February 12, 2024: Scientists have discovered five known cases of possible medically acquired Alzheimer’s disease after the patients have undergone previous treatments.
The disease is caused by the accumulation of amyloid-beta protein in the cells and is usually a sporadic condition in late adult life.
It is rarely an inherited condition that occurs due to a faulty gene. Beta-amyloid is chemically “sticky” and gradually builds up into plaques.
The UK study provides the first evidence of Alzheimer’s disease in living people that appears to have been medically acquired due to transmission of the amyloid-beta protein.
The amyloid β peptide (Aβ) is a critical initiator that triggers the progression of Alzheimer’s disease. Aβ accumulation is considered to be the distinct morphological hallmark of the early onset of the disease.
Beta-amyloid is normally secreted from cells and degraded. In Alzheimer’s patients, it is secreted and aggregated into insoluble plaques that may be neurotoxic.
Amyloidosis is a rare disease that occurs when a protein called amyloid builds up in organs.
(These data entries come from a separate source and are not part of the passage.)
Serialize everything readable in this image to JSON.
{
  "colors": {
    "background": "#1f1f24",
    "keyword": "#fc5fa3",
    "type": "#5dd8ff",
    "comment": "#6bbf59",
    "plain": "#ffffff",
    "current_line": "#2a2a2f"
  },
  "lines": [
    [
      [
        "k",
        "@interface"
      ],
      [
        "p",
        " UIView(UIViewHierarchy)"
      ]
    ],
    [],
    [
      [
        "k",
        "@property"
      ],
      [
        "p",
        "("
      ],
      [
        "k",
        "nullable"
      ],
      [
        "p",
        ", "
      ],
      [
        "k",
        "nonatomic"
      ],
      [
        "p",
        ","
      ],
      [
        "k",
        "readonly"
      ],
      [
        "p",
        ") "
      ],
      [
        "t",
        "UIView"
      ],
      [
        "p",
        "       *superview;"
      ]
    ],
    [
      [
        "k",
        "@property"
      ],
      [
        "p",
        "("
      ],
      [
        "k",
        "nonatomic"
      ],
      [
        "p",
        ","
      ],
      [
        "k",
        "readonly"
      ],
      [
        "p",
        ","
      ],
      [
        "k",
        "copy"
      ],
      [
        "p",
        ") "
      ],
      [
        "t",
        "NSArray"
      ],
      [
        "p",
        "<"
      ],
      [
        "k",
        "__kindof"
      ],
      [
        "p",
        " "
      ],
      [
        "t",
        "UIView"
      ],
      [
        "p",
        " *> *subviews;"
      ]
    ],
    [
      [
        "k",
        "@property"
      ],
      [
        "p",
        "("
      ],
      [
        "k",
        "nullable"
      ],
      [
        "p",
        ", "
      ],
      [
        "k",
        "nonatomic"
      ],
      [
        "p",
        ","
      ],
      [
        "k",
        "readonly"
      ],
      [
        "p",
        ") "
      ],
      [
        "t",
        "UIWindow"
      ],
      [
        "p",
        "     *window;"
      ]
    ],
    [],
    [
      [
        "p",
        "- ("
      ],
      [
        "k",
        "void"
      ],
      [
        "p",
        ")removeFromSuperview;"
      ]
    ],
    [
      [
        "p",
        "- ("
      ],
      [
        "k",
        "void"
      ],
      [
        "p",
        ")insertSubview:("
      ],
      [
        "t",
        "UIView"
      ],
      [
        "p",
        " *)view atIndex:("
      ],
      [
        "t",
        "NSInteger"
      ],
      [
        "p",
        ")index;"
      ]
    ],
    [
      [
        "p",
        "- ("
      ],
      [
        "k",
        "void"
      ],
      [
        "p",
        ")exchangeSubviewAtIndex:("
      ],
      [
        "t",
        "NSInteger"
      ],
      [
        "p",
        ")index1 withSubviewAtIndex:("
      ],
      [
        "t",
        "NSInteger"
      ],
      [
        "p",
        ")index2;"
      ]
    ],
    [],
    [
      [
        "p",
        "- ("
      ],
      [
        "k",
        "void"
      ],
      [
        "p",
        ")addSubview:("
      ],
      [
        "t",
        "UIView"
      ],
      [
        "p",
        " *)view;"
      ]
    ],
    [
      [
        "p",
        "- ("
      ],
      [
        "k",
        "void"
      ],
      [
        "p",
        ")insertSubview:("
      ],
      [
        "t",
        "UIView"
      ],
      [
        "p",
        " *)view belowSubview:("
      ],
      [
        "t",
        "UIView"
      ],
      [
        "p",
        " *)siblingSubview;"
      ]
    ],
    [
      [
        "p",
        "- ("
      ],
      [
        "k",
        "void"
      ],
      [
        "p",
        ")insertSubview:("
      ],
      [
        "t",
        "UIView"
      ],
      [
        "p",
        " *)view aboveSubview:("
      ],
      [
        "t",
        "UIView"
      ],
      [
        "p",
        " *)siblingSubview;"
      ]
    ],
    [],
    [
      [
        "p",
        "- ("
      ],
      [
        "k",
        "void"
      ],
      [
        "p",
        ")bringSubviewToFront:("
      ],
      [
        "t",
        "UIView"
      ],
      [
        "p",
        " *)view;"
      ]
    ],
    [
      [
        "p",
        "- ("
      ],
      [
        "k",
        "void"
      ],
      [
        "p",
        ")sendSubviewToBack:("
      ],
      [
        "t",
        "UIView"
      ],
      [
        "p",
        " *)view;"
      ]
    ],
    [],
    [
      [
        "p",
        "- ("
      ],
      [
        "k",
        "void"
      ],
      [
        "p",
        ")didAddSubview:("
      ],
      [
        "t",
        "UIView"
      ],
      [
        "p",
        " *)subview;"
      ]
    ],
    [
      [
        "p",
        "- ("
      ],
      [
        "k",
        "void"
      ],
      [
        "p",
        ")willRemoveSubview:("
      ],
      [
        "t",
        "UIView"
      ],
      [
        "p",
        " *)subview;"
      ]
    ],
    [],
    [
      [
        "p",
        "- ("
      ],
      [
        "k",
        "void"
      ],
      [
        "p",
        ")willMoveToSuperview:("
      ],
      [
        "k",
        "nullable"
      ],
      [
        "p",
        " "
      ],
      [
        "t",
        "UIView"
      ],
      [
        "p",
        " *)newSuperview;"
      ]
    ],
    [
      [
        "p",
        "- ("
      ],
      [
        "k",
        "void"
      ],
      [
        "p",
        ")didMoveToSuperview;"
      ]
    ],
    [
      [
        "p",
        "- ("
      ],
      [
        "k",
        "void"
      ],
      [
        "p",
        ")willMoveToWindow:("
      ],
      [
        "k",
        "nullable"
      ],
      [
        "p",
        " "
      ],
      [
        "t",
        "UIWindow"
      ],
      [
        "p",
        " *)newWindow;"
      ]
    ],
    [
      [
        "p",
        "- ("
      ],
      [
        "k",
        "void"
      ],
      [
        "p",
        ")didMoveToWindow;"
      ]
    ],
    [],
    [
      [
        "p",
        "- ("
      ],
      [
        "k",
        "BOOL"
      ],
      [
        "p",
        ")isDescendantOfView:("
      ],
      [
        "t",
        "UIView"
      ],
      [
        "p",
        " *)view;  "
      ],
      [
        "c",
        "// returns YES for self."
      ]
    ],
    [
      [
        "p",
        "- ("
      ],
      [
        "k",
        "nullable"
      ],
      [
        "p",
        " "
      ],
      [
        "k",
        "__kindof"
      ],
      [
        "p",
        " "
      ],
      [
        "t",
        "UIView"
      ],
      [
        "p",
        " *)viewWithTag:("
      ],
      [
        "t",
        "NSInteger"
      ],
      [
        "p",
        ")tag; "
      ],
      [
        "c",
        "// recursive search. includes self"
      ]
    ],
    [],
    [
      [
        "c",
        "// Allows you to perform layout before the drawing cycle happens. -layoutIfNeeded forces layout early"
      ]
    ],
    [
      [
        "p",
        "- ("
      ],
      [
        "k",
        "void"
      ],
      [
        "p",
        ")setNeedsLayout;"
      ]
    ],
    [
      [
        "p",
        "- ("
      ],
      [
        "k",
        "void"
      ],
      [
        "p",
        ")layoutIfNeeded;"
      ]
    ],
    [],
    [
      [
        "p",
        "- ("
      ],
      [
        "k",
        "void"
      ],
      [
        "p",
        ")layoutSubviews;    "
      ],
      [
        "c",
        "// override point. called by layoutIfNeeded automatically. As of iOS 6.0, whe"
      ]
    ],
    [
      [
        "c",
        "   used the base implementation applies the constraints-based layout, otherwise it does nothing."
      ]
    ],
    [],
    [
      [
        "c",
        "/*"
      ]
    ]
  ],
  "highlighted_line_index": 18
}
The accumulation can prevent organs from working properly.
Organs that may be affected include the heart, kidneys, liver, spleen, nervous system and digestive tract.
John Collinge, MD, director of the University of College London Institute of Prion Diseases, who is the lead author said the five cases of death were referred to or reviewed by researchers and clinicians at a prion clinic.
“There is no suggestion whatsoever that Alzheimer’s disease can be transmitted between individuals during activities of daily life or routine medical care.
“The patients we have described were given a specific and long-discontinued medical treatment which involved injecting patients with material now known to have been contaminated with disease-related proteins.”
“However, the recognition of transmission of amyloid-beta pathology in these rare situations should lead us to review measures to prevent accidental transmission via other medical or surgical procedures, to prevent such cases occurring in future,” he, who is also the leader of the UK’s National Prion Clinic, said.
Experts have said one should exercise caution while interpreting the results of the study.
The five individuals received treatment with human growth hormone extracted from the pituitary glands of cadavers (c-hGH) when they were children.
Between 1958 and 1985, an estimated 30,000 people worldwide, mostly children, were treated with c-hGH for genetic disorders and growth hormone deficiencies.
Halted in 1985
The therapy was halted in 1985 after three patients in the US who received the treatment later died of Creutzfeldt-Jakob disease (CJD) transmitted.
The transmission occurred through batches of c-hGH that were contaminated with disease-causing prions — an abnormal pathogenic agent that may cause cellular death.
The new study builds on the investigators’ 2015 work that showed the batches of c-hGH also contained amyloid-beta protein and that the protein could be transmitted decades later.
Patients in the study developed neurologic symptoms consistent with Alzheimer’s disease between ages 38 and 55 years.
“Importantly, our findings also suggest that Alzheimer’s and some other neurological conditions share similar disease processes to CJD, and this may have important implications for understanding and treating Alzheimer’s disease in the future,” Collinge noted.
The research builds on investigators’ previous 2015 work, which found that archived samples of c-hGH were also contaminated with amyloid-beta protein. In 2018, mouse studies showed that c-hGH samples stored for decades could still transmit amyloid-beta via injection.
Researchers said that the findings suggested that individuals exposed to contaminated c-hGH who did not die from CJD might eventually develop Alzheimer’s disease.
All patients in the study received c-hGH prepared using a method called Wilhelmi or Hartree-modified Wilhelmi preparation (HWP).
“Taken together, the only factor common to all of the patients whom we describe is treatment with the HWP subtype of c-hGH,” the authors wrote in a statement.
“Given the strong experimental evidence for (amyloid-beta) transmission from relevant archived HWP c-hGH batches, we conclude that this is the most plausible explanation for the findings observed.”
Mathias Jucker, PhD, of the Hertie Institute for Clinical Brain Research, University of Tübingen, Germany, and Lary C. Walker, PhD, in the Department of Neurology at Emory University, Atlanta, wrote that the findings should be considered “with a measure of scepticism.”
“The cases presented are diverse and complicated; the individuals had undergone a variety of medical interventions for various disorders earlier in life, and it is difficult to exclude a contribution of these circumstances to the complex disease phenotypes that appeared many years later,” they wrote in an editorial.
The findings were published online on January 29 in Nature Medicine.